I liked yesterday’s super original ‘sex’ topic—truly groundbreaking philosophy club vibes. But what’s with the misogynistic undertone?

A recent (deleted) post about “Matcha Latte”, and calling “Clairo” as “performative male”, then this piece telling a heavy-handed symbolism and a selective biblical phrase. While Cantonist kidnappings were real and horrific, a beggar woman turning into a one-woman vigilante serial killer is some quite dramatic invention.

D.Seiple's avatar

I won't comment on the alleged misogynism, since this is thread meant to comment on this specific article and not a NYPhilClub event. But (1) as for the "heavy-handed symbolism," I'd say that it might seem heavy-handed to those who have certain aesthetic tastes and not others.
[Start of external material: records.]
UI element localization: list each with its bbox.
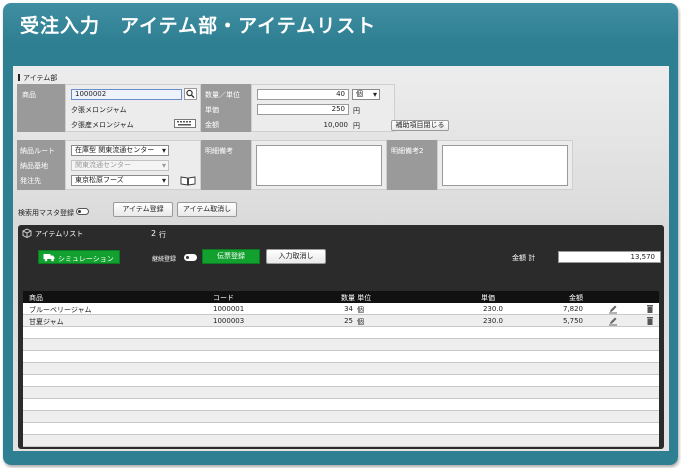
col-code: コード: [213, 294, 234, 302]
cell-unit: 個: [357, 318, 364, 326]
col-amount: 金額: [569, 294, 583, 302]
order-to-select[interactable]: 東京松原フーズ: [71, 175, 169, 186]
cell-amount: 7,820: [562, 305, 583, 313]
search-master-label: 検索用マスタ登録: [18, 209, 74, 217]
total-label: 金額 計: [512, 254, 536, 262]
col-qty-unit: 数量 単位: [341, 294, 372, 302]
cell-qty: 25: [344, 317, 353, 325]
note2-label-cell: 明細備考2: [387, 140, 437, 190]
product-name-2: 夕張産メロンジャム: [71, 121, 134, 129]
qty-input[interactable]: 40: [257, 89, 349, 100]
keyboard-icon: [177, 121, 191, 126]
cube-icon: [22, 228, 32, 238]
truck-icon: [43, 254, 55, 262]
note2-value-cell: [437, 140, 573, 190]
product-value-cell: 1000002 夕張メロンジャム 夕張産メロンジャム: [65, 84, 201, 132]
cell-amount: 5,750: [562, 317, 583, 325]
cell-code: 1000001: [213, 305, 245, 313]
note-label: 明細備考: [205, 147, 233, 155]
row-count: 2: [151, 229, 157, 238]
route-label-cell: 納品ルート 納品基地 発注先: [17, 140, 65, 190]
cell-unit: 個: [357, 306, 364, 314]
order-to-label: 発注先: [20, 177, 41, 185]
qty-unit-label: 数量／単位: [205, 91, 240, 99]
table-row-empty: [23, 399, 659, 411]
continue-register-toggle[interactable]: [184, 254, 197, 261]
qty-value-cell: 40 個 250 円 10,000 円: [251, 84, 395, 132]
table-row-empty: [23, 375, 659, 387]
cell-unit-price: 230.0: [482, 305, 503, 313]
delivery-route-select[interactable]: 在庫型 関東流通センター: [71, 145, 169, 156]
slip-register-button[interactable]: 伝票登録: [202, 249, 260, 264]
product-name-1: 夕張メロンジャム: [71, 106, 127, 114]
table-row-empty: [23, 327, 659, 339]
row-count-suffix: 行: [159, 231, 166, 239]
simulation-button[interactable]: シミュレーション: [38, 250, 120, 264]
note2-label: 明細備考2: [391, 147, 424, 155]
edit-icon[interactable]: [608, 316, 618, 326]
edit-icon[interactable]: [608, 304, 618, 314]
trash-icon[interactable]: [645, 304, 655, 314]
table-row-empty: [23, 351, 659, 363]
main-panel: アイテム部 商品 1000002 夕張メロンジャム 夕張産メロンジャム 数量／単…: [13, 66, 669, 451]
cell-product: ブルーベリージャム: [29, 306, 92, 314]
order-to-lookup-button[interactable]: [180, 175, 196, 186]
search-icon: [186, 89, 195, 99]
delivery-base-label: 納品基地: [20, 162, 48, 170]
item-form: 商品 1000002 夕張メロンジャム 夕張産メロンジャム 数量／単位 単価 金…: [17, 84, 579, 204]
note2-textarea[interactable]: [442, 145, 568, 186]
simulation-button-label: シミュレーション: [58, 255, 114, 263]
search-master-toggle[interactable]: [76, 208, 89, 215]
item-register-button[interactable]: アイテム登録: [113, 202, 173, 217]
continue-register-label: 継続登録: [152, 256, 177, 263]
unit-price-input[interactable]: 250: [257, 104, 349, 115]
product-label-cell: 商品: [17, 84, 65, 132]
cell-unit-price: 230.0: [482, 317, 503, 325]
cell-qty: 34: [344, 305, 353, 313]
unit-price-label: 単価: [205, 106, 219, 114]
table-row-empty: [23, 435, 659, 447]
total-value: 13,570: [558, 251, 661, 263]
col-product: 商品: [29, 294, 43, 302]
input-cancel-button[interactable]: 入力取消し: [266, 249, 326, 264]
app-window: 受注入力 アイテム部・アイテムリスト アイテム部 商品 1000002 夕張メロ…: [3, 3, 678, 465]
delivery-base-select[interactable]: 関東流通センター: [71, 160, 169, 171]
item-table: 商品 コード 数量 単位 単価 金額 ブルーベリージャム 1000001 34 …: [23, 291, 659, 447]
table-row-empty: [23, 387, 659, 399]
unit-price-suffix: 円: [353, 107, 360, 115]
qty-label-cell: 数量／単位 単価 金額: [201, 84, 251, 132]
amount-suffix: 円: [353, 122, 360, 130]
note-value-cell: [251, 140, 387, 190]
amount-label: 金額: [205, 121, 219, 129]
unit-select[interactable]: 個: [352, 89, 380, 100]
item-list-label: アイテムリスト: [35, 230, 84, 238]
amount-value: 10,000: [323, 121, 349, 129]
table-row-empty: [23, 411, 659, 423]
col-unit-price: 単価: [481, 294, 495, 302]
note-textarea[interactable]: [256, 145, 382, 186]
table-row-empty: [23, 363, 659, 375]
table-row[interactable]: ブルーベリージャム 1000001 34 個 230.0 7,820: [23, 303, 659, 315]
table-row[interactable]: 甘夏ジャム 1000003 25 個 230.0 5,750: [23, 315, 659, 327]
keyboard-button[interactable]: [174, 119, 196, 128]
trash-icon[interactable]: [645, 316, 655, 326]
product-search-button[interactable]: [184, 88, 197, 100]
delivery-route-label: 納品ルート: [20, 147, 55, 155]
note-label-cell: 明細備考: [201, 140, 251, 190]
item-cancel-button[interactable]: アイテム取消し: [177, 202, 237, 217]
table-header: 商品 コード 数量 単位 単価 金額: [23, 291, 659, 303]
table-row-empty: [23, 339, 659, 351]
route-value-cell: 在庫型 関東流通センター 関東流通センター 東京松原フーズ: [65, 140, 201, 190]
product-code-input[interactable]: 1000002: [71, 89, 182, 100]
cell-product: 甘夏ジャム: [29, 318, 64, 326]
book-icon: [180, 176, 196, 186]
item-section-label: アイテム部: [18, 73, 57, 83]
item-list-panel: アイテムリスト 2 行 シミュレーション 継続登録 伝票登録 入力取消し 金額 …: [18, 225, 664, 449]
table-row-empty: [23, 423, 659, 435]
close-aux-button[interactable]: 補助項目閉じる: [391, 120, 449, 131]
page-title: 受注入力 アイテム部・アイテムリスト: [20, 15, 377, 37]
product-label: 商品: [22, 91, 36, 99]
cell-code: 1000003: [213, 317, 245, 325]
Literary critics use such language when they have an axe to grind. And (2) any quotiation choice at all is going to be "selective" by definition. I take it that the story is intended as a fictionalized narrative to reflect and re-imagine a time that was actually "real and horrific" for those who lived it. If my own distant family had no shared recollection of such a time (and didn't pass it down to me), that just means I have to work a little harder to invoke some sympathetic imagination -- which is the only way that some literary pieces can be appreciated. Do I really need to say that fiction can be "true" without being literally accurate?

Yugo Nikolaevich's avatar

Calm down. Sounds like you posted (now deleted) the meme and you wrote the article.

The author is not responsible for aligning with the misogyny of course. Would love more of your thoughts but I’m not chronically online..

Ben's avatar

I’m the author and I think, if anything, having a strong female antihero is the opposite of misogyny.